Egor, hurlant de rage, cracha : « Si tu continues à être obstinée, je t’enverrai à l’hôpital ! »
Elle tenta de s’éclipser, mais il la poussa avec fureur contre un angle du meuble. Un éclair de douleur traversa son dos, et l’obscurité lui monta aux yeux. Lorsqu’elle les rouvrit, son regard se posa sur le vase d’anciennes tulipes—le cadeau qu’il lui avait fait pour la Journée de la Femme. Sans réfléchir, elle saisit le vase en cristal et le brisa sur la tête d’Egor. Il s’effondra, sonné comme un arbre abattu.
Aline, pétrifiée, contempla l’homme gisant à ses pieds. Un instant, elle voulut le secourir, puis prit conscience que, sans sa défense, il l’aurait battue jusqu’à l’inconscience. Saisissant son mari par les aisselles, elle le traîna hors de l’appartement.

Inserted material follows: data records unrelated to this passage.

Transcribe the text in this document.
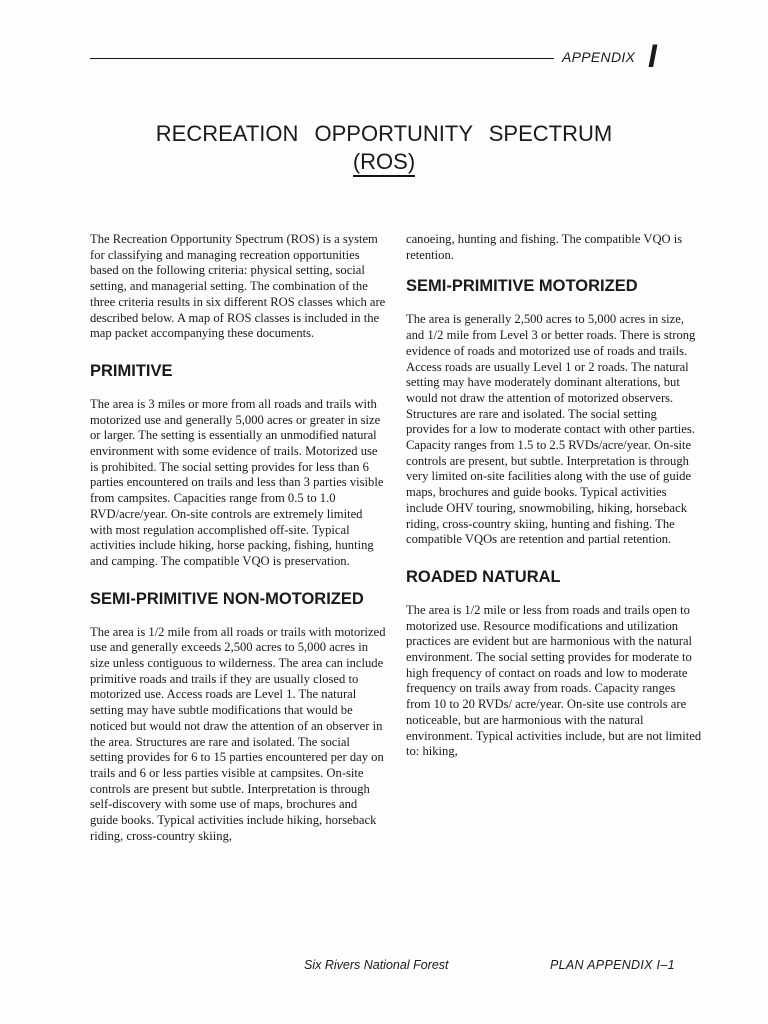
APPENDIX I
RECREATION OPPORTUNITY SPECTRUM
(ROS)

The Recreation Opportunity Spectrum (ROS) is a system for classifying and managing recreation opportunities based on the following criteria: physical setting, social setting, and managerial setting. The combination of the three criteria results in six different ROS classes which are described below. A map of ROS classes is included in the map packet accompanying these documents.

PRIMITIVE

The area is 3 miles or more from all roads and trails with motorized use and generally 5,000 acres or greater in size or larger. The setting is essentially an unmodified natural environment with some evidence of trails. Motorized use is prohibited. The social setting provides for less than 6 parties encountered on trails and less than 3 parties visible from campsites. Capacities range from 0.5 to 1.0 RVD/acre/year. On-site controls are extremely limited with most regulation accomplished off-site. Typical activities include hiking, horse packing, fishing, hunting and camping. The compatible VQO is preservation.

SEMI-PRIMITIVE NON-MOTORIZED

The area is 1/2 mile from all roads or trails with motorized use and generally exceeds 2,500 acres to 5,000 acres in size unless contiguous to wilderness. The area can include primitive roads and trails if they are usually closed to motorized use. Access roads are Level 1. The natural setting may have subtle modifications that would be noticed but would not draw the attention of an observer in the area. Structures are rare and isolated. The social setting provides for 6 to 15 parties encountered per day on trails and 6 or less parties visible at campsites. On-site controls are present but subtle. Interpretation is through self-discovery with some use of maps, brochures and guide books. Typical activities include hiking, horseback riding, cross-country skiing,

canoeing, hunting and fishing. The compatible VQO is retention.

SEMI-PRIMITIVE MOTORIZED

The area is generally 2,500 acres to 5,000 acres in size, and 1/2 mile from Level 3 or better roads. There is strong evidence of roads and motorized use of roads and trails. Access roads are usually Level 1 or 2 roads. The natural setting may have moderately dominant alterations, but would not draw the attention of motorized observers. Structures are rare and isolated. The social setting provides for a low to moderate contact with other parties. Capacity ranges from 1.5 to 2.5 RVDs/acre/year. On-site controls are present, but subtle. Interpretation is through very limited on-site facilities along with the use of guide maps, brochures and guide books. Typical activities include OHV touring, snowmobiling, hiking, horseback riding, cross-country skiing, hunting and fishing. The compatible VQOs are retention and partial retention.

ROADED NATURAL

The area is 1/2 mile or less from roads and trails open to motorized use. Resource modifications and utilization practices are evident but are harmonious with the natural environment. The social setting provides for moderate to high frequency of contact on roads and low to moderate frequency on trails away from roads. Capacity ranges from 10 to 20 RVDs/ acre/year. On-site use controls are noticeable, but are harmonious with the natural environment. Typical activities include, but are not limited to: hiking,

Six Rivers National Forest	PLAN APPENDIX I–1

« Pardonne-moi, mais tu n’as plus ta place ici, » murmurait-elle en le menant vers la cage d’escalier. Puis, nue-pieds, elle verrouilla la porte et s’effondra, en larmes, sur le sol.
Avec horreur, elle réalisa : l’homme avec qui elle avait partagé trois ans de vie, de projets, de nuits—cet homme avait voulu lui voler son argent, puis l’avait frappée. Elle essuya ses larmes et fixa le mur, le cœur vide.
« C’est terminé, » se dit-elle, puis saisit son téléphone : « Allô, la police ? »
Aline raconta en détail la tentative de confiscation de sa carte, la gifle, et son acte de légitime défense. Les policiers prirent ses déclarations ; malgré la douleur, elle n’eut pas besoin de soins hospitaliers, tandis qu’Egor, avec ses blessures, était emmené au commissariat. Le lendemain, elle se rendit au service des urgences pour faire constater ses hématomes et déposa plainte en divorce.
Les messages haineux de sa belle-mère pleuvaient, l’accusant de tous les maux ; Aline dut la bloquer. Leur unique rencontre restante se tint deux mois plus tard, au tribunal, où leur divorce fut prononcé. Leur patrimoine commun se réduisait à un réfrigérateur, une télévision et un lit ; la location de l’appartement prit fin, et Aline le quitta sans regret, trouvant aussitôt un nouveau logement.
Un mois plus tard, la direction lui proposa un transfert dans une succursale de la capitale, avec possibilité de télétravail sur ses projets. Sans hésiter, elle accepta.
La veille de son déménagement, assise par terre au milieu de ses cartons, Aline feuilletait ses vieilles photos : leur voyage de noces, les fêtes du Nouvel An chez sa belle-mère, leur première escapade en pension… Les sourires, la chaleur, le bonheur…
Peut-être, songea-t-elle, Egor et sa mère avaient-ils toujours été ainsi, et elle ne voulait pas le voir. Mais ce n’était plus le moment de s’appesantir. Elle supprima toutes les photos, sauf une : celle où son visage portait l’immense bleu de ce funeste soir. Non par vengeance ou pitié, mais pour se souvenir : jamais personne, pas même le plus proche, n’a le droit de lever la main sur toi.
Le matin venu, elle rendit les clés à la propriétaire et partit vers la gare, regagnant sa ville natale où elle avait grandi. Rien ne la retenait dans cette cité blessée par son passé. Le train s’ébranla, ses roues martelant le rail, et Aline, enfin, laissa son cœur se détendre. Trois années de mariage avaient creusé une plaie profonde en elle, mais lui avaient aussi enseigné une leçon cruciale : personne, jamais, ne peut te posséder, pas même ceux que tu aimes le plus.